# Ventilation - conflicting information.



## GoodandPlenty (Feb 4, 2012)

I've been readying my hedgie gear and have found a lot of seemingly conflicting information about ventilation. I read over and over that more is better, short of making it the Windy City, but then I read again and again about practices that suggest maximum ventilation is not necessary.

For example, I've read that aquaria and vivaria are 'much less than ideal' because the solid sides restrict ventilation. Yet, I've also read that sides of a C&C cage should come up an absolute minimum of 8". Add 2" - 4" to be safer than the minimum, and that's pretty much to the top of cage; almost all ventilation coming from the top.

Also, I see houses and pipes with lots and lots of fleece strips inside - there's no ventilation there to speak of. They may have a very few holes drilled in the top, but it's hard to see that as functional ventilation. And I also see houses with the fancy covers over top and lots of fleece inside (ditto pipes). I haven't seen anything saying that these things aren't perfectly fine. Sure, a few things about drilling holes in the pipe, but most of what I've actually seen in pictures would seem to have little, if any, ventilation functionality. 
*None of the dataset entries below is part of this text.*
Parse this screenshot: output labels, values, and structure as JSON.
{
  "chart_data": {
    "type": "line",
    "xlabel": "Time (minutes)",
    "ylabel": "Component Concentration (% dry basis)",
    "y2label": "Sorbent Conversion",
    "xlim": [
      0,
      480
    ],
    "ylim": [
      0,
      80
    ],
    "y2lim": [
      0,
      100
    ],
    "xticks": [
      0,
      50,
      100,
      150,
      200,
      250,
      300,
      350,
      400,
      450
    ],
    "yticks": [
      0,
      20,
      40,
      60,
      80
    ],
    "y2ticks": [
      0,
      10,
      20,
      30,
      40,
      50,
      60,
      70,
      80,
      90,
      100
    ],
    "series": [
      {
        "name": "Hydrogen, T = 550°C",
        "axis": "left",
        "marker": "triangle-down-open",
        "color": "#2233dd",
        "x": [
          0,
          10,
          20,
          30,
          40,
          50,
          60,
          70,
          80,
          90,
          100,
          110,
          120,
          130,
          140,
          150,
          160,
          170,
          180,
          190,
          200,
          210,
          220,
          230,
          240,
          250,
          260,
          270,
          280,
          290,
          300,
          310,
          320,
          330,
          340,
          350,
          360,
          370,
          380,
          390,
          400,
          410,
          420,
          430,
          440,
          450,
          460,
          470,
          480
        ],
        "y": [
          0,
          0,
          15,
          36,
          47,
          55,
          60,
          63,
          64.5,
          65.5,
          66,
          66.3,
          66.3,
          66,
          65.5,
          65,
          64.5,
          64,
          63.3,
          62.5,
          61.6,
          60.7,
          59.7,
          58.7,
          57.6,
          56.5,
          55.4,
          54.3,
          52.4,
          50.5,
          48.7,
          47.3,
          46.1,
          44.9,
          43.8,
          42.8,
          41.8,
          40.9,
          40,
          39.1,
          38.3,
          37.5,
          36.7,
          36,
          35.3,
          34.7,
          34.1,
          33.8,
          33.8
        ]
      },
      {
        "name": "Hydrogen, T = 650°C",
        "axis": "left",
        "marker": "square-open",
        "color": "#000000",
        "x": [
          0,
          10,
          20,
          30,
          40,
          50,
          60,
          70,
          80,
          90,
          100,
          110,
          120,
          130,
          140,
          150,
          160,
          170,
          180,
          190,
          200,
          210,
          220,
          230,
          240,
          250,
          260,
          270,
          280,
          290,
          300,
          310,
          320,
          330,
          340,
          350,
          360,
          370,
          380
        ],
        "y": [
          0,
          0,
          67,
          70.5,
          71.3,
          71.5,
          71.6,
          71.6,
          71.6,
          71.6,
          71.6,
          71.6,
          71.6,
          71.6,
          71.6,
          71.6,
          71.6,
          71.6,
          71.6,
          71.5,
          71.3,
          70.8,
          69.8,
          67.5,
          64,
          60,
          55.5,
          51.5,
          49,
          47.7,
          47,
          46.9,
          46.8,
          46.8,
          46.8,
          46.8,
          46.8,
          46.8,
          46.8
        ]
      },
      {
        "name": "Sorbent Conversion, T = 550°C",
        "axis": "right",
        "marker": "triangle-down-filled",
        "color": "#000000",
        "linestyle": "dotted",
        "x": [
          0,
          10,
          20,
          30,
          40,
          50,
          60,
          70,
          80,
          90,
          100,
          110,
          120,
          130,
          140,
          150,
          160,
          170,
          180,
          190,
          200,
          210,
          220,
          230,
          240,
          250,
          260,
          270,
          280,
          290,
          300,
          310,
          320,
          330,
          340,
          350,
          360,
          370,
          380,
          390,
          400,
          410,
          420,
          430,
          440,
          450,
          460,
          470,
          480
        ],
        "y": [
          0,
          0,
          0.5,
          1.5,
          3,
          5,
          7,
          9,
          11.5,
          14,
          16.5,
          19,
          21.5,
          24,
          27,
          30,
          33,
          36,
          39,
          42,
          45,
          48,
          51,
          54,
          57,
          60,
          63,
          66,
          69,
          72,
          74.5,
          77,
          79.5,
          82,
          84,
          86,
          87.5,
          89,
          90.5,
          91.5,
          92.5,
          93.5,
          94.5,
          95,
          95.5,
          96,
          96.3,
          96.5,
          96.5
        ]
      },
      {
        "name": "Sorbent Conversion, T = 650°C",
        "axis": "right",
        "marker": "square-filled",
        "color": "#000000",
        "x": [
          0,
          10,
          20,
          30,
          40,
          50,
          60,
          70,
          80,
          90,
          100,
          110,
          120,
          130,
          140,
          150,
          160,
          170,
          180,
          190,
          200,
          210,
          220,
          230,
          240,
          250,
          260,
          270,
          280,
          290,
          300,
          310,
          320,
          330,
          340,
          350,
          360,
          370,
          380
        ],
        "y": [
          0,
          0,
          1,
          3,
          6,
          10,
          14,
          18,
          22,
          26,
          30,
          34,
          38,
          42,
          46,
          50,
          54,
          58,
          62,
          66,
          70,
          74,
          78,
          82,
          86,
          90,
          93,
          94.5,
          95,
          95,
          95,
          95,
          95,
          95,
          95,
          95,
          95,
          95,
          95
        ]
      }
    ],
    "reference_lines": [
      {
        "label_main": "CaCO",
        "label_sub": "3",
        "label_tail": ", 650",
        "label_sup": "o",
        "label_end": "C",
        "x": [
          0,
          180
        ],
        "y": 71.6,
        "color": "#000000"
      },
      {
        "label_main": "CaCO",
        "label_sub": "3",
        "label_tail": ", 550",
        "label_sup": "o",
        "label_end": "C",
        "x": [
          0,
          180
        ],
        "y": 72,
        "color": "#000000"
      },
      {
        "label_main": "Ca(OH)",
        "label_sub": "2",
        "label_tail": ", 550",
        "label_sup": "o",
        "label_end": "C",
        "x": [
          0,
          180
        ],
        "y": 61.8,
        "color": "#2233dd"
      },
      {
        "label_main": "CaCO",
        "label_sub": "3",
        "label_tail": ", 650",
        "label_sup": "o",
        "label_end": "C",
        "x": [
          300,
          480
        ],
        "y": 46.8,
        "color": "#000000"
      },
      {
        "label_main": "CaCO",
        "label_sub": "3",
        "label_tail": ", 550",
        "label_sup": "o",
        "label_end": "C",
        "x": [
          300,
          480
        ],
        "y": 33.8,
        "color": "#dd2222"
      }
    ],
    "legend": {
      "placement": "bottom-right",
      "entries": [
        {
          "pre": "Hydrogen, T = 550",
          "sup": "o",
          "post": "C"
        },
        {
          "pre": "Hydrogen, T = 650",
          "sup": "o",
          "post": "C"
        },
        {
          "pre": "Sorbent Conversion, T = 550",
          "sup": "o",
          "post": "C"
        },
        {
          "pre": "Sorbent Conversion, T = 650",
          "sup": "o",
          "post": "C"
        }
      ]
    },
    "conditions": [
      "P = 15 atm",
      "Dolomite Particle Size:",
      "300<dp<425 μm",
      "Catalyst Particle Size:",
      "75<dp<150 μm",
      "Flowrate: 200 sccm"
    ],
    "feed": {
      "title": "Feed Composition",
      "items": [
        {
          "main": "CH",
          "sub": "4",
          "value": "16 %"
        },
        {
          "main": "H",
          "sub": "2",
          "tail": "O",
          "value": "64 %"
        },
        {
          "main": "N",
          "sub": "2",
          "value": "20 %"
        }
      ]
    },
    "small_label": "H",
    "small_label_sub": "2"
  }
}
I'm clearly not understanding how much ventilation is really necessary.?


----------



## shaelikestaquitos (Feb 2, 2010)

The difference between a vivarium/aquarium and a C&C is that the C&C has the entire top, and half or so of the sides made of wire, making it easier for fresh air to enter. Vivariums/aquariums are made entirely of glass, which is why it causes a problem. With an igloo, there is an entrance at the front that is big enough for air to come in, and most people do not stuff their igloos completely full of fleece, so enough air comes through :lol: Also note that with igloos and other houses for inside their cages, they have the choice of leaving the space to get fresher air if they wish.

I hope that clarifies things


----------



## coribelle (Jan 20, 2012)

I kind of had the same issue with all the fleece until I thought of it this way:

if you put a piece of fleece over your mouth, and breath in, you still get air. If you do the same with a solid piece of glass, nothing comes through no matter how hard you pull. So even if your little hedgie buddy is all surrounded and covered with fleece, air will still get through - just slowly. It helps keep drafts and such away  And plus, he wouldn't go into a fleece cave if he couldn't breathe. 

Another thing about ventilation has nothing to do with the hedgie, but with the smell! The less ventilated a cage is, the stinkier it will be, guaranteed! hahaha


----------